Я качаю головой, пунцовею, смущенная тем, что вообще пришла сюда, решив, что чушь, которую несла моя мама, что-то да значит.

– Нет… я говорю про убийство. – Мне едва удается произнести это слово.

– Убийство? – Ее глаза широко раскрываются. – Когда?

– Чуть меньше года тому назад, – выдавливаю я из себя.
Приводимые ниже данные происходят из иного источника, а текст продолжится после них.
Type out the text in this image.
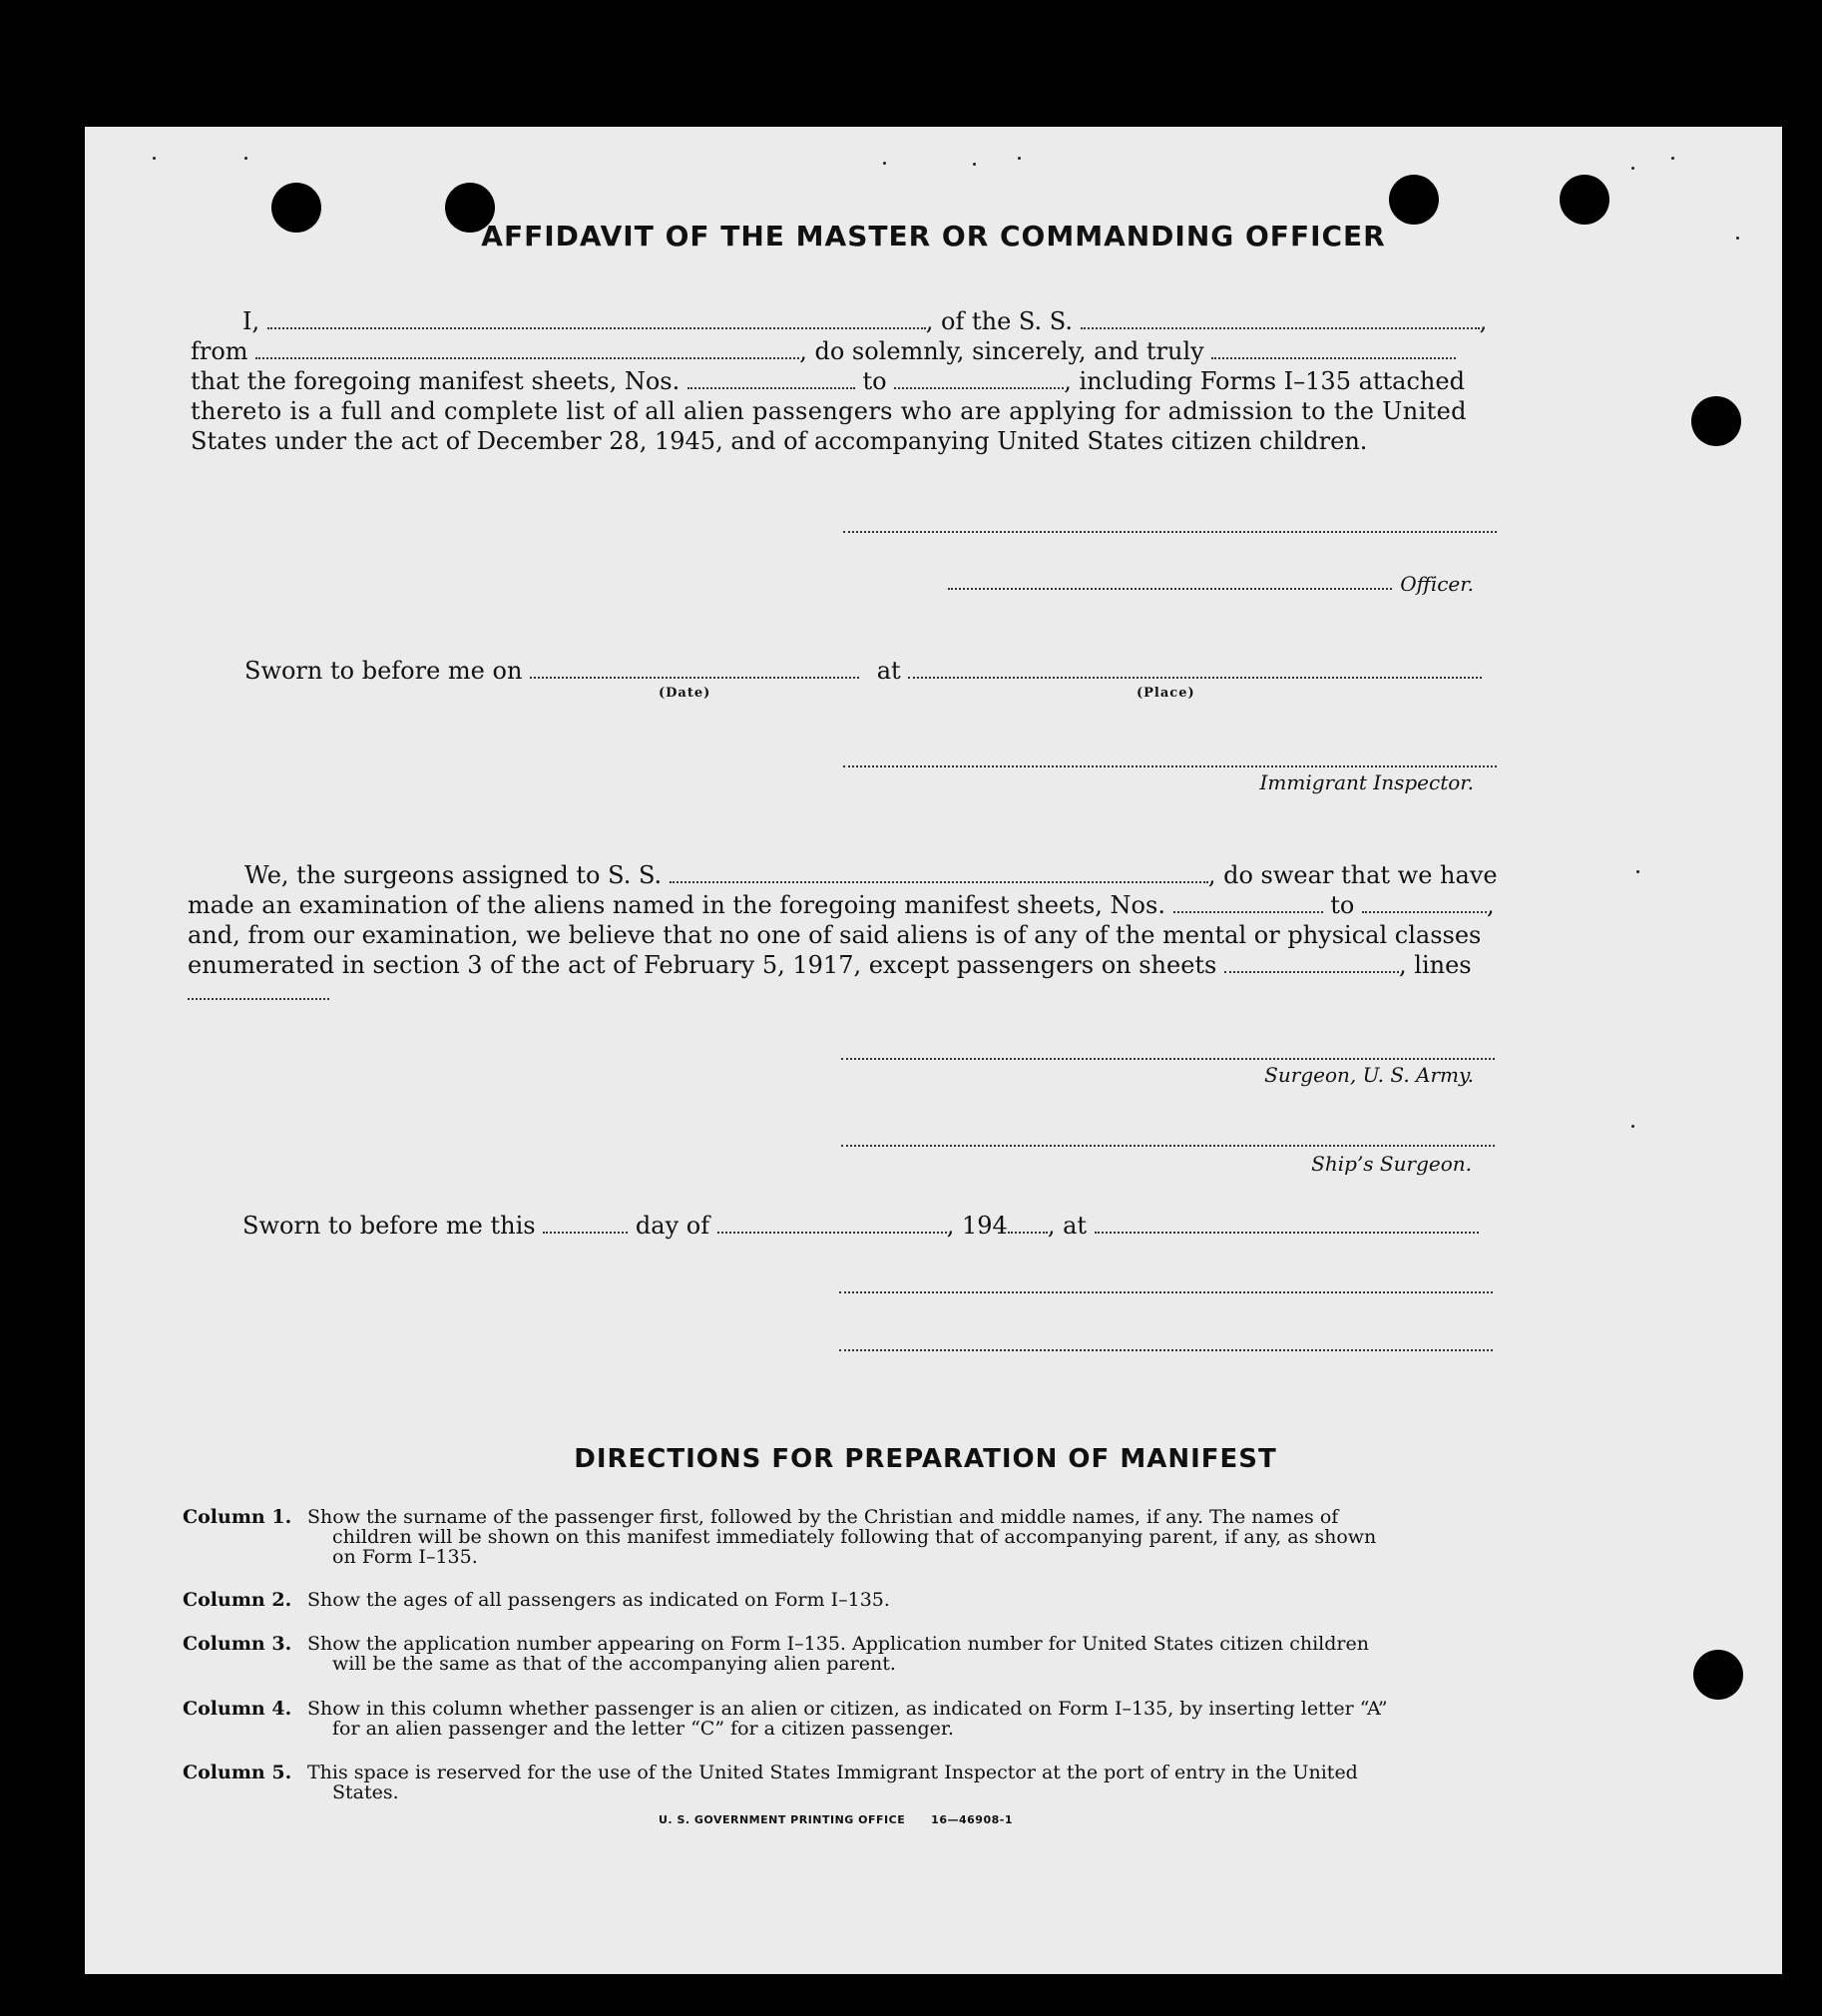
AFFIDAVIT OF THE MASTER OR COMMANDING OFFICER
I,	, of the S. S.	,
from	, do solemnly, sincerely, and truly
that the foregoing manifest sheets, Nos.	to	, including Forms I–135 attached
thereto is a full and complete list of all alien passengers who are applying for admission to the United
States under the act of December 28, 1945, and of accompanying United States citizen children.
Officer.
Sworn to before me on	at
(Date)	(Place)
Immigrant Inspector.
We, the surgeons assigned to S. S.	, do swear that we have
made an examination of the aliens named in the foregoing manifest sheets, Nos.	to	,
and, from our examination, we believe that no one of said aliens is of any of the mental or physical classes
enumerated in section 3 of the act of February 5, 1917, except passengers on sheets	, lines
Surgeon, U. S. Army.
Ship’s Surgeon.
Sworn to before me this	day of	, 194 , at
DIRECTIONS FOR PREPARATION OF MANIFEST
Column 1. Show the surname of the passenger first, followed by the Christian and middle names, if any. The names of
children will be shown on this manifest immediately following that of accompanying parent, if any, as shown
on Form I–135.
Column 2. Show the ages of all passengers as indicated on Form I–135.
Column 3. Show the application number appearing on Form I–135. Application number for United States citizen children
will be the same as that of the accompanying alien parent.
Column 4. Show in this column whether passenger is an alien or citizen, as indicated on Form I–135, by inserting letter “A”
for an alien passenger and the letter “C” for a citizen passenger.
Column 5. This space is reserved for the use of the United States Immigrant Inspector at the port of entry in the United
States.
U. S. GOVERNMENT PRINTING OFFICE      16—46908-1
У нее тут же вытягивается лицо.

– Ох. Что ж, тогда меня спрашивать незачем. – Она чуть сдвигает вентилятор, и теперь холодный воздух добирается и до меня. – Мы здесь меньше шести месяцев. Вы пишите статью для школьной газеты или как?

– Да. Школьной. – Мне трудно дышать. Мамины слова все-таки ничего не значили, а я – безумная дочь безумной Мириам Тайт – услышала в них то, что, видать, хотела услышать. – Все равно, огромное вам спасибо.

Я уже поворачиваюсь, чтобы уйти, когда Роскошные Волосы говорит:

– Раньше здесь находилась адвокатская контора, если это может помочь. Фостера или кого-то такого.

Я замираю. По спине пробегает холодок. Я поворачиваюсь к ней. Ее темная кожа сияет под яркими потолочными лампами.

– Грега Фостера? – шепчу я.

– Точно. – Она широко улыбается, возвращается к экрану компьютера, заправив за ухо прядку волос, упавшую на лицо. – Грега Фостера.

Я шагаю к столу, наклоняюсь к ней.

– Он оставил информацию? Адрес его нового офиса, что-нибудь?

– Сладенькая… я действительно…

– Пожалуйста. – У меня сжимает горло. – Не могли бы вы взглянуть? Это… это действительно важно… для статьи.

– Мое имя там будет?

– Да. Безусловно, – отвечаю я. – Я сошлюсь на вас.